In the beginning
Guernsey entered the world of aviation in World War 1 when the French established an anti-submarine seaplane base near Castle Cornet.
Civil Aviation dated from 4 October 1919 when an Avro 536 prototype seaplane settled on the waves off St Peter Port to discharge one passenger, a Lt Fulford who had hitched a lift from Jersey, the aircraft’s first port of call from Southampton. In 1923 a regular scheduled passenger service was started using a Supermarine Sea Eagle flying boat.
The first land-based airfield was the flood-prone L’Eree Aerodrome, with a runway of 450 yards. A temporary licence for commercial flights to Bournemouth was granted in 1935 to Cobham Air Routes operating tri-engined Westland Wessex monoplanes. The service ended abruptly with a fatal crash off the English Coast and the airfield fell into disuse.

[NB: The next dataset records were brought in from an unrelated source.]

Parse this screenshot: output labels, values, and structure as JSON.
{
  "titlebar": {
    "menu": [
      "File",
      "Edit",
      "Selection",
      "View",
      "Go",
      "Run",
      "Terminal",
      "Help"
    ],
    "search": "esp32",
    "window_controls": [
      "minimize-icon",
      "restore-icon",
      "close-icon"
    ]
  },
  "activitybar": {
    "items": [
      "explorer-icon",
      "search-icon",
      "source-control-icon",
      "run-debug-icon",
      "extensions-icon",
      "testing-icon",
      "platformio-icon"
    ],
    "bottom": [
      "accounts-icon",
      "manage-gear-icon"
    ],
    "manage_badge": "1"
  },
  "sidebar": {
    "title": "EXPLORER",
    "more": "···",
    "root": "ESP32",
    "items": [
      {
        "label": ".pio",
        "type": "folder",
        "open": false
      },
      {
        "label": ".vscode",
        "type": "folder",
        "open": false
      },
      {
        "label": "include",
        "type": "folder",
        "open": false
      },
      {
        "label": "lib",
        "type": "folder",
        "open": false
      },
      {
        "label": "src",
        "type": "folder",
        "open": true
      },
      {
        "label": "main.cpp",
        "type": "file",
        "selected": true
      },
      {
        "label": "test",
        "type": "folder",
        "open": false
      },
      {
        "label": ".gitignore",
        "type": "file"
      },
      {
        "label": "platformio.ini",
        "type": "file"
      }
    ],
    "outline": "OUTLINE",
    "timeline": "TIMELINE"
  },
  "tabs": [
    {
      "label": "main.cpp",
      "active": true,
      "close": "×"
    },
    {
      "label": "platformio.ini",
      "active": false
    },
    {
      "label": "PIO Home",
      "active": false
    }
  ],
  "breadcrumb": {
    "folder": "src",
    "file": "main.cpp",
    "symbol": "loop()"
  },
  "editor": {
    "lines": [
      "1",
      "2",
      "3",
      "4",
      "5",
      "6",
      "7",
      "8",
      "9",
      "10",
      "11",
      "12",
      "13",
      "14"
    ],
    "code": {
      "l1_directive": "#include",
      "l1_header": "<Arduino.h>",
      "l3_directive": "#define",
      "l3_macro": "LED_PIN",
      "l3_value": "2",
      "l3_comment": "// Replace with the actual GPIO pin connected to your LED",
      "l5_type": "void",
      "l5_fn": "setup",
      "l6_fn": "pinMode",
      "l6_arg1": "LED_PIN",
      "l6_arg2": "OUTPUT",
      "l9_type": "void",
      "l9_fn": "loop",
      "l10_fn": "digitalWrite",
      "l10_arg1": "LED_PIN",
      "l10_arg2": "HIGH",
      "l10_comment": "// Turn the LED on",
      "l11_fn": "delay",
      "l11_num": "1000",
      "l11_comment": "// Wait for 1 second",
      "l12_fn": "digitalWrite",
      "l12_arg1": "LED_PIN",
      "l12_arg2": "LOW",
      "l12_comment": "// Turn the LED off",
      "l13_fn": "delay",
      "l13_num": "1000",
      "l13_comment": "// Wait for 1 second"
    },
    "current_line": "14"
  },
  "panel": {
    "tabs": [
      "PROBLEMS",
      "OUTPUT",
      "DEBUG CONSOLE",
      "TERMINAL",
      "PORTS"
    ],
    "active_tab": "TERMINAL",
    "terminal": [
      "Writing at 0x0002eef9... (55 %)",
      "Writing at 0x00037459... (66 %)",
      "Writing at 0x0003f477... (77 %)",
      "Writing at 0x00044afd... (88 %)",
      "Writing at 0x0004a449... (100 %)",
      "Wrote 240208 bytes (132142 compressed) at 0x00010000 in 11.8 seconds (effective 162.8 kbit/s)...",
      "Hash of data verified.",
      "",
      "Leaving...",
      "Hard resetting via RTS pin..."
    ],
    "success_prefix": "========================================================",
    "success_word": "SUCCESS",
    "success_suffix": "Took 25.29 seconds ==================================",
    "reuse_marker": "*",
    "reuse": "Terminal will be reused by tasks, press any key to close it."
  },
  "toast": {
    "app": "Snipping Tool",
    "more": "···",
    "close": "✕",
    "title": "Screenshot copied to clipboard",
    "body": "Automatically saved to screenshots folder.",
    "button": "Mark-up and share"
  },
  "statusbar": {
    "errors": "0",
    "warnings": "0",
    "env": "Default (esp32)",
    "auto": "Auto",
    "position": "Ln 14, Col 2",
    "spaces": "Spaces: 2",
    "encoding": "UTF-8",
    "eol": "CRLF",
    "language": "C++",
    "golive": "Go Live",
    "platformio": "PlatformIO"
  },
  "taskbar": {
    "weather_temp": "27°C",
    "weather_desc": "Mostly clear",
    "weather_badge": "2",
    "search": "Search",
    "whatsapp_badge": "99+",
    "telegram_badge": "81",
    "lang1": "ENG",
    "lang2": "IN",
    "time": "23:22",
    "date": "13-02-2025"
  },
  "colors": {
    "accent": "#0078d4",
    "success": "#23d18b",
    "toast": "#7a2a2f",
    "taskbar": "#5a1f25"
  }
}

Approval for the new Guernsey Airport at La Villiaze, Forest was granted by the States by the narrowest of margins 26 votes to 25, and the current site was officially opened on 5 May 1939, by the Air Minister Sir Kingsley Wood.
The Airport cost £100,500 to construct and had four grass runways, the longest was 1,000 yards. It offered night landing facilities, direction finding equipment and a concrete fog-line. The £14,000 state of the art two storey terminal building housed the met office and air traffic control, as well as passenger handling facilities and earned the airport a reputation as one of the finest in the world.
The day after it opened, Guernsey Airways and Jersey Airways (later Channel Island Airways) began operating passenger flights to Heston (London) and Southampton and weekend trips to Shoreham. These services carried 5,000 passengers before being reduced at the outbreak of war.